Luckily, Rails 3.0 does have support for streaming data. The key is to set your controller's response_body to an object that implements "each", as described in this stackoverflow discussion, and in numerous screencasts and howtos.

From what I found googling my face off for three days, most people who need to stream data just do so directly from their controller methods. It works, if you aren't a wonky architect with a penchant for strict separation between your views and controllers who also invest a lot of effort in creating csv_builder templates. So, I wanted csv_builder's templates, but I also wanted streaming support. Ergot, csv_streamer!

csv_streamer is a fork of csv_builder (hopefully my pull request will be accepted and csv_builder will just have streaming). The project was pretty fun, because it involved reading a lot of code and learning all about streaming, ruby blocks/procs and yield. As it turns out, csv is just ideal for streaming, because files are generated a line at a time. My implementation takes advantage, and streams each line as it is generated for maximum smoothness (I meant that in terms of data chunks being small and frequent, but it could be taken brogrammaticly). The problem of streaming html is more complicated, because of the dependencies between document parts. In csv, the header is the only dependency, and it is always served first, so streaming (and stream oriented processing on the client) is simple.

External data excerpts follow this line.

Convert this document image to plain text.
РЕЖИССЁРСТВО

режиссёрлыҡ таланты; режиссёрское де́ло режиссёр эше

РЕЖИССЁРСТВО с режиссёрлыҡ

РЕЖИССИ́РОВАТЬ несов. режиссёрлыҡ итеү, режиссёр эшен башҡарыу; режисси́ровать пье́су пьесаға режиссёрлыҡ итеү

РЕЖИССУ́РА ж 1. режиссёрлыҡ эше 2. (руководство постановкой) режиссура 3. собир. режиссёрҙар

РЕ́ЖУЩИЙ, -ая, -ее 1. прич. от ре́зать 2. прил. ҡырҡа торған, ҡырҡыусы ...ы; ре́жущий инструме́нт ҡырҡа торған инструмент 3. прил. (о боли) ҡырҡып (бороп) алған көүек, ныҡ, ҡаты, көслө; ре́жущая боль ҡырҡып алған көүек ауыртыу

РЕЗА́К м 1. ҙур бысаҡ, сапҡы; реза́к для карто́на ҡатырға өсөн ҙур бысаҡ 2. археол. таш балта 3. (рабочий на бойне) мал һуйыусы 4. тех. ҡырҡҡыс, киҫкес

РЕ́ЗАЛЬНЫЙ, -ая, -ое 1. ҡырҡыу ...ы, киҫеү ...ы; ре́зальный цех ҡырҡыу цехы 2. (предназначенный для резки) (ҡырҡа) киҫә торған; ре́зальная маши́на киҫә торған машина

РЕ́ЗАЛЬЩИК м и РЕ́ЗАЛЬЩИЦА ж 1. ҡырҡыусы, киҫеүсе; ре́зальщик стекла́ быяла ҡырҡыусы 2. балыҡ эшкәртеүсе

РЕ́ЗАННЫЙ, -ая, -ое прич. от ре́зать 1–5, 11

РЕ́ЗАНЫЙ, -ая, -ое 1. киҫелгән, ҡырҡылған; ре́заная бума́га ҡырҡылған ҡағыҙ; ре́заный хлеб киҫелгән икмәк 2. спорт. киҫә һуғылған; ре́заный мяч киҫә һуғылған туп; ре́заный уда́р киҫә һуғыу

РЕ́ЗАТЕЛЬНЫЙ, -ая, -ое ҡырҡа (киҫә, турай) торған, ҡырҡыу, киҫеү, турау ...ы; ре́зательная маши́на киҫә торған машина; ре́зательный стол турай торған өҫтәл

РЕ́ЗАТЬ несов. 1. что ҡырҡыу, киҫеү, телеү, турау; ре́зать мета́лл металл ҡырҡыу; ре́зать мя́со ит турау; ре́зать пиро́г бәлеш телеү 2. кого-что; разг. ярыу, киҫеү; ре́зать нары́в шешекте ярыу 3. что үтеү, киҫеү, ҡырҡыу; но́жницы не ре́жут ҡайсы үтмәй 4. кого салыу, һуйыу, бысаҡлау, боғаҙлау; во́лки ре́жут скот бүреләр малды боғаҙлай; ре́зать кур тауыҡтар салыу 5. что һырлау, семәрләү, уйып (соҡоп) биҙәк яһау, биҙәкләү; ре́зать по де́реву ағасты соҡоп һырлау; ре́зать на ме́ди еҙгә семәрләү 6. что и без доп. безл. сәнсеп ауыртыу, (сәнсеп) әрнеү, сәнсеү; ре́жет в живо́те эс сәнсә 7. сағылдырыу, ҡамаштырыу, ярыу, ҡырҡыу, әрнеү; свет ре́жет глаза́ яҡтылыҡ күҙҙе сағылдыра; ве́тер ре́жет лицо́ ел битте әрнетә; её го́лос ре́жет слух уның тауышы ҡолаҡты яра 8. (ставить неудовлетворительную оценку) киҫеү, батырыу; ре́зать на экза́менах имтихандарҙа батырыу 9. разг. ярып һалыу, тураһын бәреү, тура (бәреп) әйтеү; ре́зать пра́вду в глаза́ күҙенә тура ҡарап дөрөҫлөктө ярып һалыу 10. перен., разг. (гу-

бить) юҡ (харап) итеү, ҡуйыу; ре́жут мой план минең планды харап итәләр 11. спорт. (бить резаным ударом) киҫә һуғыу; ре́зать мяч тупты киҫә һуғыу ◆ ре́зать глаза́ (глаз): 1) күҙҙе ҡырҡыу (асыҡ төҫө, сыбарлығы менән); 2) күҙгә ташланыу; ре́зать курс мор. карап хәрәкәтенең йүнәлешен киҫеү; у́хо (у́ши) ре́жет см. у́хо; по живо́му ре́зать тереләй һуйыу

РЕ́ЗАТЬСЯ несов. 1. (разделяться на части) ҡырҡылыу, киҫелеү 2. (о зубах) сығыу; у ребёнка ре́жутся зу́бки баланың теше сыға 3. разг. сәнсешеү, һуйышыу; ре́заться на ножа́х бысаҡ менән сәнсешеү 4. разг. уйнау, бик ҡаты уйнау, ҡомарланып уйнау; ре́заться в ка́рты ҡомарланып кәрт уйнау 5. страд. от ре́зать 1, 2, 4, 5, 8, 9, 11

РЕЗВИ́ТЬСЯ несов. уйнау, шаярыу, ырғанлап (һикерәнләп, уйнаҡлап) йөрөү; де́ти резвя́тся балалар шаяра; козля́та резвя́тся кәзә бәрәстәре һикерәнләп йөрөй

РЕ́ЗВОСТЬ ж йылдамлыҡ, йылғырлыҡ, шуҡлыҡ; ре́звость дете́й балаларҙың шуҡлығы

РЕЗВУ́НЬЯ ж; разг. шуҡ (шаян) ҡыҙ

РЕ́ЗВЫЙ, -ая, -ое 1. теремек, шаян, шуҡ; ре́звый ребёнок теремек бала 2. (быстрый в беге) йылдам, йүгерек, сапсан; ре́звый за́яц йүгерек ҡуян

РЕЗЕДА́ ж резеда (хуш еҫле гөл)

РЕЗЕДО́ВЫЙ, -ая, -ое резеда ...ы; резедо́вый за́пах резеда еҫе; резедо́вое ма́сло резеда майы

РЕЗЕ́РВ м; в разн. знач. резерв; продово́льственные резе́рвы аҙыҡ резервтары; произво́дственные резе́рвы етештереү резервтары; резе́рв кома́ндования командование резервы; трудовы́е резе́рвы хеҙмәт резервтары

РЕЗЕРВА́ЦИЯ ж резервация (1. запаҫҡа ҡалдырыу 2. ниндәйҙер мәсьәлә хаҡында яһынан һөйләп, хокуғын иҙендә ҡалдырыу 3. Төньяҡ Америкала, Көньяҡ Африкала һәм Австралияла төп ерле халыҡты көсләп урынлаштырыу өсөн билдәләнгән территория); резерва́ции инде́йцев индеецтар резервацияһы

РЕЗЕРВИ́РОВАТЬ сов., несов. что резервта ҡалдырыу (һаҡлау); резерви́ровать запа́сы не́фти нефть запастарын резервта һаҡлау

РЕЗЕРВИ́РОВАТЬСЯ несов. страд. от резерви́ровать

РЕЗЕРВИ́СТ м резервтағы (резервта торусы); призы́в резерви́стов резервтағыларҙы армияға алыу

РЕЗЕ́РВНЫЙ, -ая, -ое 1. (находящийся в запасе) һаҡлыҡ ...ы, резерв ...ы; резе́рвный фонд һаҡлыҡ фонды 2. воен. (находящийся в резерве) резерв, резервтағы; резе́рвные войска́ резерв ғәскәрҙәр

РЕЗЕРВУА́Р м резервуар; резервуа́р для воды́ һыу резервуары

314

Another interesting aspect of streaming is the dependency on your Rack server. Even if you code a streaming response in your controller or template handler, it will only stream to your client browser if the underlying web server supports streaming. Rails uses Rack, which allows you to swap out your web server quite easily. The default in development mode is the very antiquated WEBrick, which, among other deficiencies, does not support streaming. Both mongrel and the absolutely hilariously named Unicorn do support streaming. I was able to find more examples of configuring Unicorn - github uses it, for example.  Initially, I went with unicorn for development. I use Heroku for production, and it turns out  the default configuration does not provide streaming. Luckily, Heroku cedar allows you to use Unicorn, and there is a fantastic howto from Michael van Rooijen. In addition to streaming, you can pack multiple unicorn processes onto a single Heroku dyno, to optimize your utilization. Michael's post provides some nice benchmarking and analysis to find the optimal number of dynos.

If you need streaming csv support in your Rails app, add csv_streamer to your gemfile and have at it. You can get all the details from the readme on github.

To get you started even quicker, I created a test application to deploy onto heroku and verify everything worked as expected. Again, there's more detail in the readme on github.

I am, however, still stuck on automated testing. csv_builder uses rspec, and while I can invoke the streaming code in the template handler, the implementation of TestResponse doesn't have a timeout and it buffers all writes until the stream is closed. So, it is a good test for functionality - I can prove the data streamed is correct. However, I'd love to have two tests - one that requests very large data in a non-streaming way and verifies that a timeout exception is raised. A second test would stream the same template, and verify succes. Any hints are very welcome - I posted this quandry to stackoverflow as well.

I'll let you know if I figure out a test, in the meantime: Happy Streaming!


  1. Rails is Web Scale!

  2. Indeed. And I am even using mongodb to shard my way to Web Scale.